• Python3
• Jupyter

If you want to run in Jupyter, you can open illumio.ipynb in Jupyter environment. Otherwise, just run illumio.py. illumio.py already included the test cases in a class.

In the implementation, I use a hashmap which consists of the keys with tuple (direction, connection_type, port) and the values are the array to store the range of the ip. When inserting a record to the fire wall, we first check the whether the tuple (direction, connection_type, port) matches the keys in the hashmap. Since the fire wall supports multiple ports (22-30), it implies the system should do the forloop to insert the keys. The reason why I plan to do so is the maximum number of the keys is 65536(total ports)*2(inbound, outbound)*2(tcp, udp) which is around 250k. On the other hand, if I choose the ip as a part of the key, the number of the keys increases dramatically (256^4).

Now, after solving the problem of the hashmap design, next challenge in this design is how to manage the range of the ips. Every time inserting a range of ips, the algorithm just goes through the interval list til the interval[i].end >= insertedInterval.start. this means this is the time to consider merging intervals. Next, we use another while loop to check interval[i].start <= insertedInterval.end. This is the intervals we are interested in merging. The last operation is to push the rest of intervals in the original intervals.

    ### Code Snippet
    # insert ip range into a sorted ip range list
    def merge(self, mkey, ip_range):
        newIntervals = []
        size = len(self.type_hash[mkey])
        
        range_start = ip_range[0]
        range_end = ip_range[1]
        i = 0
        while i < size and self.compare(self.type_hash[mkey][i][1], range_start) == -1:
            newIntervals.append(self.type_hash[mkey][i])
            i += 1
        
        merge_start = range_start
        merge_end = range_end
        
        while i < size and self.compare(self.type_hash[mkey][i][0], range_end) <= 0:
            if self.compare(self.type_hash[mkey][i][0], merge_start) == -1:
                merge_start = self.type_hash[mkey][i][0]
            if self.compare(self.type_hash[mkey][i][1], merge_end) == 1:
                merge_end = self.type_hash[mkey][i][1]
            i += 1
        
        newIntervals.append((merge_start, merge_end))
        
        while i < size:
            newIntervals.append(self.type_hash[mkey][i])
            i += 1
        
        self.type_hash[mkey] = newIntervals

The time complexity of this merge operation takes O(n). n is the # of the elements in the original interval list.

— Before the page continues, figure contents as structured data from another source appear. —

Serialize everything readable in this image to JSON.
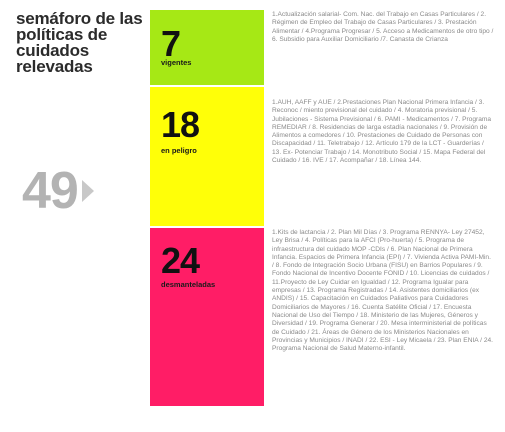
{
  "title": "semáforo de las políticas de cuidados relevadas",
  "total": "49",
  "blocks": [
    {
      "count": "7",
      "label": "vigentes",
      "color": "#a6e815",
      "description": "1.Actualización salarial- Com. Nac. del Trabajo en Casas Particulares / 2. Régimen de Empleo del Trabajo de Casas Particulares / 3. Prestación Alimentar / 4.Programa Progresar / 5. Acceso a Medicamentos de otro tipo / 6. Subsidio para Auxiliar Domiciliario /7. Canasta de Crianza"
    },
    {
      "count": "18",
      "label": "en peligro",
      "color": "#ffff08",
      "description": "1.AUH, AAFF y AUE / 2.Prestaciones Plan Nacional Primera Infancia / 3. Reconoc / miento previsional del cuidado / 4. Moratoria previsional / 5. Jubilaciones - Sistema Previsional / 6. PAMI - Medicamentos / 7. Programa REMEDIAR / 8. Residencias de larga estadía nacionales / 9. Provisión de Alimentos a comedores / 10. Prestaciones de Cuidado de Personas con Discapacidad / 11. Teletrabajo / 12. Artículo 179 de la LCT - Guarderías / 13. Ex- Potenciar Trabajo / 14. Monotributo Social / 15. Mapa Federal del Cuidado / 16. IVE / 17. Acompañar / 18. Línea 144."
    },
    {
      "count": "24",
      "label": "desmanteladas",
      "color": "#ff1d66",
      "description": "1.Kits de lactancia / 2. Plan Mil Días / 3. Programa RENNYA- Ley 27452, Ley Brisa / 4. Políticas para la AFCI (Pro-huerta) / 5. Programa de infraestructura del cuidado MOP -CDIs / 6. Plan Nacional de Primera Infancia. Espacios de Primera Infancia (EPI) / 7. Vivienda Activa PAMI-Min. / 8. Fondo de Integración Socio Urbana (FISU) en Barrios Populares / 9. Fondo Nacional de Incentivo Docente FONID / 10. Licencias de cuidados / 11.Proyecto de Ley Cuidar en Igualdad / 12. Programa Igualar para empresas / 13. Programa Registradas / 14. Asistentes domiciliarios (ex ANDIS) / 15. Capacitación en Cuidados Paliativos para Cuidadores Domiciliarios de Mayores / 16. Cuenta Satélite Oficial / 17. Encuesta Nacional de Uso del Tiempo / 18. Ministerio de las Mujeres, Géneros y Diversidad / 19. Programa Generar / 20. Mesa interministerial de políticas de Cuidado / 21. Áreas de Género de los Ministerios Nacionales en Provincias y Municipios / INADI / 22. ESI - Ley Micaela / 23. Plan ENIA / 24. Programa Nacional de Salud Materno-infantil."
    }
  ]
}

This operation is used in core API accept_packet Try to find a certain record can pass the firewall is using the following steps:

1. Check tuple (direction, connection_type, port) is in the hashmap or not. If it is go to step 2, otherwise, return false.
2. Use binary search to search the sorted intervals in order to find whether there is a interval includes the ip.

The time complexity of this search is O(log n). n is the # of the elements in the original interval list.

The testcases separate into 2 parts a basic one (test1) and an advanced one (test2).

test1 verifies the following:

• correct matching
• only direction is wrong
• only connection type is wrong
• only port number is wrong
• only ip is not in the ranges

test2 does the same thing, but the only difference between test1 and test2 is the input. The test2 uses an input csv that verifies the operation of the merging intervals and separating port ranges into several identical keys.

Example

# with different port ranges and overlapped ip ranges
inbound	tcp	19-22	155.155.155.155-155.155.155.157
inbound	tcp	22	155.155.155.150-155.155.155.160